Bielikova Olena, Vargovčík Ondrej, Čiamporová-Zaťovičová Zuzana, Čiampor Fedor
Laboratory of molecular genetic research, Institute of Fisheries of the National Academy of Agrarian Sciences of Ukraine, Kyiv, Ukraine.
ZooLab, Department of Biodiversity and Ecology, Plant Science and Biodiversity Centre, Slovak Academy of Sciences, Bratislava, Slovakia.
J Insect Sci. 2025 Jan 20;25(1). doi: 10.1093/jisesa/ieaf009.

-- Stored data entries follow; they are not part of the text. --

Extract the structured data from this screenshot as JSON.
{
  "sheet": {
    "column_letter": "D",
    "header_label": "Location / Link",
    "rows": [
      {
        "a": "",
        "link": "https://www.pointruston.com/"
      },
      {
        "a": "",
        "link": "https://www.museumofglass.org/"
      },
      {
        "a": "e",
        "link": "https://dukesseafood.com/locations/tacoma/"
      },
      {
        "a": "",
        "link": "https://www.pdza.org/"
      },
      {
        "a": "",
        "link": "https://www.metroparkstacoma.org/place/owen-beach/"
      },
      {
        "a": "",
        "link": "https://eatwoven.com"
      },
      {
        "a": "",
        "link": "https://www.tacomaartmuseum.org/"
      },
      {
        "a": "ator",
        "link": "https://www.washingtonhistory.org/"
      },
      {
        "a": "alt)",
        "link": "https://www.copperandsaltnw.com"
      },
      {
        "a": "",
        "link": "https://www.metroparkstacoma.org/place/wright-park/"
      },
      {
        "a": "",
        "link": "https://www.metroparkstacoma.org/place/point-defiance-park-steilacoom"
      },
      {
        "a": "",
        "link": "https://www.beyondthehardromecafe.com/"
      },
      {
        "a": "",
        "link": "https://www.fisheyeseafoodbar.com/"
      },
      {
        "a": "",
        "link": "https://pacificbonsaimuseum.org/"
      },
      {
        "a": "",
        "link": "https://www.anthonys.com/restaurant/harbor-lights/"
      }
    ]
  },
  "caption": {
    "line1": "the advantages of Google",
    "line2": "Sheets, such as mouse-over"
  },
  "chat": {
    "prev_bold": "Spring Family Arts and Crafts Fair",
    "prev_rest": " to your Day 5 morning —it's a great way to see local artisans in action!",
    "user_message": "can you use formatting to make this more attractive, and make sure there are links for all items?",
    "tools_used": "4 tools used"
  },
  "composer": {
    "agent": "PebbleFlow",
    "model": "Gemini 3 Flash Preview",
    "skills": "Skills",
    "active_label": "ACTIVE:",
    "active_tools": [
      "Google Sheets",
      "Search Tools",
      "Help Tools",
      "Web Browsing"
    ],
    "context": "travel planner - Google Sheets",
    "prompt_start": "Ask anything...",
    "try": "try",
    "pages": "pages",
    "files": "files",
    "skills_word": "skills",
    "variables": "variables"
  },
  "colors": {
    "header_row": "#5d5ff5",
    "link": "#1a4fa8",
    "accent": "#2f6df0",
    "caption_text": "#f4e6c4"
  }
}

Mitochondrial genomes are a rich source of data for various downstream analyses such as population genetics, phylogeny, and systematics. Today it is possible to assemble rapidly large numbers of mitogenomes, mainly employing next-generation sequencing and third-generation sequencing. However, verification of the correctness of the generated sequences is often lacking, especially for noncoding, length-variable parts. Here we have assembled the mitochondrial genome (mitogenome) from four specimens of Agabus bipustulatus (L.) using long-read nanopore sequence data. The use of the latest nanopore chemistry (V14) combined with a comprehensive error correction workflow enabled the generation of mitogenomes with high accuracy and reproducibility, as tested on four samples. The resulting mitogenome is 17,876 bp long, including 13 protein-coding genes, 22 transfer RNA genes, 2 ribosomal RNA genes, and a control region. Differences in the control region length between samples were minimal. The arrangement of protein-coding genes, transfer RNAs, and ribosomal RNAs is similar to that of the ancestral insect mitogenome. Finally, we used the assembled, well-supported mitogenomes in the phylogenetic analysis of a part of the Dytiscidae related to the studied species and confronted the results with previous hypotheses. Conflicting estimates of their phylogeny suggest that considerably more robust data are required for a plausible sketch of their evolutionary history. Our research has confirmed that readily available third-generation sequencing technologies, such as Oxford Nanopore Technologies, combined with long-read sequencing, offer a highly efficient, reliable, and cost-effective approach to generate complete mitogenomes and potentially other longer regions of the genome. The use of reliable data will ultimately contribute to a deeper understanding and improved conservation strategies for diving beetles and other organisms.
线粒体基因组是用于各种下游分析(如群体遗传学、系统发育和分类学)的丰富数据来源。如今,主要利用新一代测序和第三代测序技术能够快速组装大量的线粒体基因组。然而,所生成序列的正确性验证往往缺失,尤其是对于非编码的、长度可变的部分。在此,我们利用长读长纳米孔序列数据,从四斑龙虱(Agabus bipustulatus (L.))的四个样本中组装了线粒体基因组(mitogenome)。使用最新的纳米孔化学技术(V14)并结合全面的纠错流程,能够生成具有高精度和可重复性的线粒体基因组,这在四个样本上得到了验证。所得的线粒体基因组长度为17,876 bp,包括13个蛋白质编码基因、22个转运RNA基因、2个核糖体RNA基因和一个控制区。样本之间控制区长度的差异极小。蛋白质编码基因、转运RNA和核糖体RNA的排列与原始昆虫线粒体基因组相似。最后,我们将组装好的、得到充分支持的线粒体基因组用于与所研究物种相关的部分龙虱科昆虫的系统发育分析,并将结果与先前的假设进行对比。它们系统发育的相互矛盾的估计表明,需要更可靠的数据才能勾勒出其进化历史的合理轮廓。我们的研究证实,现成的第三代测序技术,如牛津纳米孔技术,结合长读长测序,为生成完整的线粒体基因组以及潜在的基因组其他更长区域提供了一种高效、可靠且经济高效的方法。使用可靠的数据最终将有助于更深入地了解潜水甲虫和其他生物,并改进其保护策略。